Une construction plus haute que les autres attira son regard : un beffroi, qui avait jadis fait partie d'un bâtiment plus étendu, réduit désormais à quelques pans percés de fenêtres béantes. Seule la tour était restée à peu près intacte, même si elle avait été renforcée par des madriers sur l'un de ses côtés. Tout en haut, un clocheton bravait la destruction, surmontant un vaste cadran à la surface écaillée ; deux aiguilles s'y promenaient, indiquant qu'il devait être quatorze heures dans le monde du dehors.

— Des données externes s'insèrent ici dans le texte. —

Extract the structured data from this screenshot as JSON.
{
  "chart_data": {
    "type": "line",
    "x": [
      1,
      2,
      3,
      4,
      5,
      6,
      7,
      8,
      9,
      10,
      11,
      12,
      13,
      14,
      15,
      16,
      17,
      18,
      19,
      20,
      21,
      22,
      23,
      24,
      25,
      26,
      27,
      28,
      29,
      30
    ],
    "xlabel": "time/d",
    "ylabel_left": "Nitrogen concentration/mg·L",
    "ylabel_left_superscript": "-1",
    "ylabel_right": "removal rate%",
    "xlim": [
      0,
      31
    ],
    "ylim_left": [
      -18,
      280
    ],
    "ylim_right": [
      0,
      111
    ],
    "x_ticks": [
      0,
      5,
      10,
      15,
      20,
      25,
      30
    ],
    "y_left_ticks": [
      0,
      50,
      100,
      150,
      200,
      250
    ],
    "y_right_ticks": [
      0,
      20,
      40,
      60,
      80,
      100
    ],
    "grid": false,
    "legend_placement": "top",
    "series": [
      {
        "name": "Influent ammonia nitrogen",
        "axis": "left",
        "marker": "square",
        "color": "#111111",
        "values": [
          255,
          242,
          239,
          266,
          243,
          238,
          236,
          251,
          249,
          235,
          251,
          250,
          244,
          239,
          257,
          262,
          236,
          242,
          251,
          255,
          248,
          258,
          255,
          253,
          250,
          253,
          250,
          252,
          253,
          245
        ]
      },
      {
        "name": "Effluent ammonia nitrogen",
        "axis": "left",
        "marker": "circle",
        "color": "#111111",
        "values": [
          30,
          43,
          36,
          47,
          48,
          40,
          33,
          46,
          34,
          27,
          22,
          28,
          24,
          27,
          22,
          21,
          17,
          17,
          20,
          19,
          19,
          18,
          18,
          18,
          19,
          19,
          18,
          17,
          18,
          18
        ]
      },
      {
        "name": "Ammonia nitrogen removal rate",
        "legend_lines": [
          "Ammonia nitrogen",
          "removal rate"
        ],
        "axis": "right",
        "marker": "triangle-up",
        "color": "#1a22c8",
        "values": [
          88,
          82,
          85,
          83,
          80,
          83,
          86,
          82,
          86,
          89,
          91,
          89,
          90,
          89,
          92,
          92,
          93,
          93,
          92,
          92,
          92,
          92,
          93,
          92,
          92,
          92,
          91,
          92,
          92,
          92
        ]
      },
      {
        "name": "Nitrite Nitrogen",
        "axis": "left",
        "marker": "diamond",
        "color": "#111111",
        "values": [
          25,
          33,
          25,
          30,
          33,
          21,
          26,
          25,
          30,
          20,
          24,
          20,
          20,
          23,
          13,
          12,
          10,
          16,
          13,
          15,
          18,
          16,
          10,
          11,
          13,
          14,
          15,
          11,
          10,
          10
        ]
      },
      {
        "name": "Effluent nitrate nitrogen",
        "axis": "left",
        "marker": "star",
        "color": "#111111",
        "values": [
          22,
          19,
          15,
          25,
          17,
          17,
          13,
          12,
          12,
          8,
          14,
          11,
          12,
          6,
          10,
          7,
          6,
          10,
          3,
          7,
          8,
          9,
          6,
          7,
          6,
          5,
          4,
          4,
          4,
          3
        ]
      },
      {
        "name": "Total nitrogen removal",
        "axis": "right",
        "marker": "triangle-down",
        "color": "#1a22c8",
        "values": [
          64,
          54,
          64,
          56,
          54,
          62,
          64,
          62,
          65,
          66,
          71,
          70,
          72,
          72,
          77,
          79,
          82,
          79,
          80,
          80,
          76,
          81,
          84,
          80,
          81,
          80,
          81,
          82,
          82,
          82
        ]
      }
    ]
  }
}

« C'est ici que je travaille habituellement, fit-il d'un ton serain. Je révise et je répare cette horloge, grâce à l'argent que je gagne en entretenant l'Horologue. Je me partage entre le beffroi et l'usine... »
Une fierté manifeste avait redressé ses épaules :
« C'est la preuve que nous survivons encore. Que nous pouvons faire d'autre face à cette situation qui nous dépasse... »
Gerhart hocha la tête, observant pensivement le beffroi. Soudain, la cloche retentit, brisant l'air de sa résonance.